Trump is expected to make the announcement later this week.
Now the undersecretary for international affairs at the Treasury Department, Malpass has been an outspoken skeptic of the 189-nation World Bank, a leading source of funding for economic development.
The World Bank provides low-cost loans for projects around the world. Among its key missions is helping combat poverty in developing countries.
Malpass has called for curbing the World Bank’s financial reach and has criticized its lending to China, one of the bank’s leading recipients of aid.
If the World Bank’s directors approve his nomination, Malpass would be positioned to overhaul an institution he has argued has become too focused on its own expansion and prestige rather than on the interests of poor countries.
“A host of organizations are creating mountains of debt without solving problems,” Malpass said in a speech last year. “Huge organizations like the World Bank and the many multilateral development banks have created an environment where their own growth ends up being as important as their clients’ growth.”

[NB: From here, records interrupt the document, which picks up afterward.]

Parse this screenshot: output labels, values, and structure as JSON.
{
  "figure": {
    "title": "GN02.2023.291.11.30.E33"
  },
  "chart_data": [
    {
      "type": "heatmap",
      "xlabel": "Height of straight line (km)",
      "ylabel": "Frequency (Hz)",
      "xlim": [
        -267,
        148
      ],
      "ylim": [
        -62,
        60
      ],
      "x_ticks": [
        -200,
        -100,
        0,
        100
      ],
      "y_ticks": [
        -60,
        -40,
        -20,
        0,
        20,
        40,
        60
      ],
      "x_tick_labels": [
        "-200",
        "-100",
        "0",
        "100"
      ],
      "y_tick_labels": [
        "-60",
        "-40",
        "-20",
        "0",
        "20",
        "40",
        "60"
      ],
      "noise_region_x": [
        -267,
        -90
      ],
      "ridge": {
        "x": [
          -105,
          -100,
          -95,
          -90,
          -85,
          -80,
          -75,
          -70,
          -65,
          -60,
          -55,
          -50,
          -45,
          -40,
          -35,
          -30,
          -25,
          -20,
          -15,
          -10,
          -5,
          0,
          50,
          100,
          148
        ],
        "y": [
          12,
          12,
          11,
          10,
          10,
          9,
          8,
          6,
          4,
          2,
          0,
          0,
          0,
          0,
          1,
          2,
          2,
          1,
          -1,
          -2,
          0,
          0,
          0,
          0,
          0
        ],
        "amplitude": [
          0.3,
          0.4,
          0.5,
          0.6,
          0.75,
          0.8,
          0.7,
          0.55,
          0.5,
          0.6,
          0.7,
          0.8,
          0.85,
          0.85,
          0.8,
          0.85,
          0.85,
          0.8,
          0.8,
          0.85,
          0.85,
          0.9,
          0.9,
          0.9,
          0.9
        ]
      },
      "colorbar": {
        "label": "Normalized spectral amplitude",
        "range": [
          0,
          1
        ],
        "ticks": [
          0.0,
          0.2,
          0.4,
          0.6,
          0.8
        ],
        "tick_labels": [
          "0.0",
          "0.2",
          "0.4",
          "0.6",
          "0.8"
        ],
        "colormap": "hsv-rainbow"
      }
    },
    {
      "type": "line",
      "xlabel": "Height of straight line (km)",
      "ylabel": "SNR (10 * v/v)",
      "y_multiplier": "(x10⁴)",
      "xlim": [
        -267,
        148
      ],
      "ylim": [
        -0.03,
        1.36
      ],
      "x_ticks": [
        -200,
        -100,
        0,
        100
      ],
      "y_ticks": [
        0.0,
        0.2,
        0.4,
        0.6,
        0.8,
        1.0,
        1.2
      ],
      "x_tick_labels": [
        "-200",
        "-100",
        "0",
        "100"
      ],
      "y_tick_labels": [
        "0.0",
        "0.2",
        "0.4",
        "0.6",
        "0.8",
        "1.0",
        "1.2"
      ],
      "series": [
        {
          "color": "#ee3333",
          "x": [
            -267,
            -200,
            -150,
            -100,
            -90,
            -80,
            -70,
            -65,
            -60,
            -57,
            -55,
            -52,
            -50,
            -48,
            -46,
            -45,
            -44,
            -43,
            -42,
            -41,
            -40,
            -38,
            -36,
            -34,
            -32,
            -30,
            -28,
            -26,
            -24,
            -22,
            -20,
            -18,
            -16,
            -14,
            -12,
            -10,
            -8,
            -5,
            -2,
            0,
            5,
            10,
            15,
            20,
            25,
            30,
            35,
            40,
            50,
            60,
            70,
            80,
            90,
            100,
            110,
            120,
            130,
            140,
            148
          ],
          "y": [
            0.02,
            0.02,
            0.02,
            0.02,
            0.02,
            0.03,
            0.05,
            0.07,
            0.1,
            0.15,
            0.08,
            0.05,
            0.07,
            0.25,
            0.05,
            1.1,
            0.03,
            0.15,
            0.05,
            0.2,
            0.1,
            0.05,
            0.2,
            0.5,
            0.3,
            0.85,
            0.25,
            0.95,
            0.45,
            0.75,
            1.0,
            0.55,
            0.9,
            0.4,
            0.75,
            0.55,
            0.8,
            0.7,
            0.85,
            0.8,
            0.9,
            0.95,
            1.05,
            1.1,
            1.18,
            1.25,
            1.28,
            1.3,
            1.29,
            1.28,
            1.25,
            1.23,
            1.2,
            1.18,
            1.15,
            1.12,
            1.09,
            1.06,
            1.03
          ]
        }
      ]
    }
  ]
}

Stewart Patrick, a senior fellow in global governance at the Council on Foreign Relations, said Malpass appears intent on weakening a World Bank that is already rethinking its role in a world with broader greater access to capital markets but also chronic humanitarian crises.
“It certainly seems like he’s the wrong guy if you wanted to strengthen the World Bank,” Patrick said. “He has such a record of criticism of the World Bank. And he seems to have bought into the sovereignty mindset of the administration that global institutions are a threat.”

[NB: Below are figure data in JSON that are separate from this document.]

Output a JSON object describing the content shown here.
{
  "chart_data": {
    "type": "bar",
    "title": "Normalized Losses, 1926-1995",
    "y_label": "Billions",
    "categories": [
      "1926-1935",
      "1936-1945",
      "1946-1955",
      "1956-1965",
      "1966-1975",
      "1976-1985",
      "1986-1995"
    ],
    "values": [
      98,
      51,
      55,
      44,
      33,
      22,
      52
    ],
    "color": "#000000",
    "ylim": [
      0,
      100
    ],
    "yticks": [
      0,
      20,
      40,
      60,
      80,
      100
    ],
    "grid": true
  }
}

Having Malpass at the helm of the World Bank would fit a pattern inside the Trump administration of tapping officials to lead institutions whose core missions they have publicly questioned or opposed. The Consumer Financial Protection Bureau, the Interior Department and the Environmental Protection Agency, among others, have under Trump been led by some of their sharpest former critics.

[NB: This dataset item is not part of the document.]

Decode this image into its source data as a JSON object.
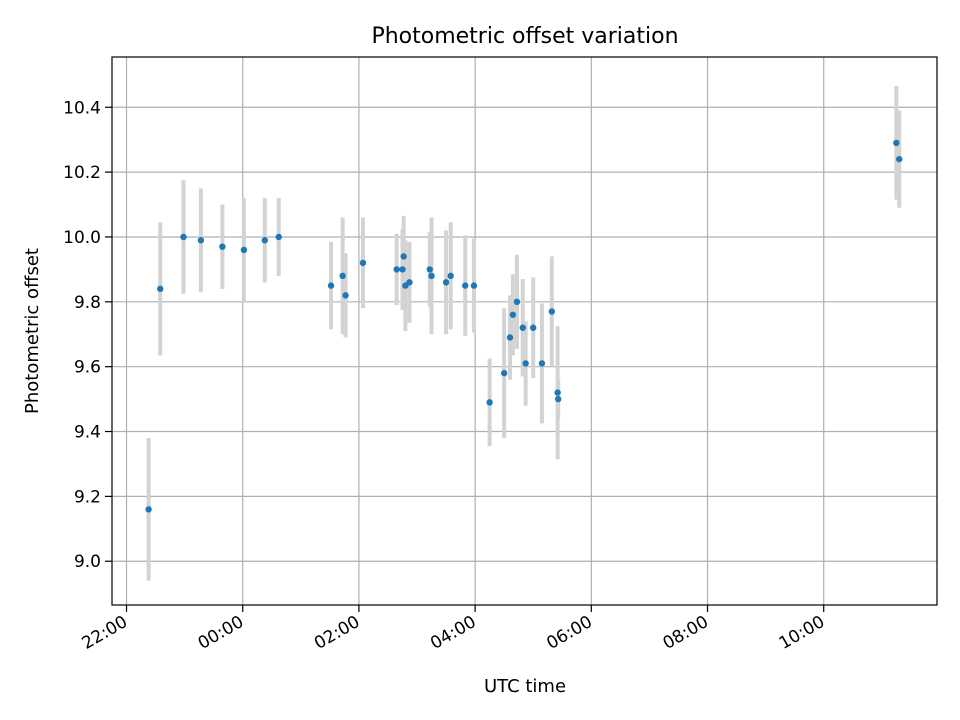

More broadly, the Trump presidency has defined much of its mission by challenging the global institutions that emerged out of World War II such as NATO and what eventually became the World Trade Organization. The president sees the rules set by these organizations as putting the United States at an economic disadvantage.
Malpass, 62, has straddled the top echelons of government and Wall Street, having worked in the Reagan and George H.W. Bush administrations and as the chief economist for the defunct bank Bear Stearns. He also unsuccessfully sought the 2010 Republican nomination for a Senate seat from New York.
Malpass’ public forecasting has at times been misguided and arguably shaped by his political leanings.
In 2007, he wrote on the editorial pages of The Wall Street Journal that the “economy is sturdy and will grow solidly in coming months, and perhaps years.” Over the subsequent months, the United States toppled into its worst financial crisis and recession since the Great Depression of the 1930s.
In the same editorial, Malpass dismissed the risks from subprime mortgages by saying, “Housing and debt markets are not that big a part of the U.S. economy, or of job creation.” As it turned out, the reckless use of subprime mortgages was the catalyst that ignited the 2008 financial crisis.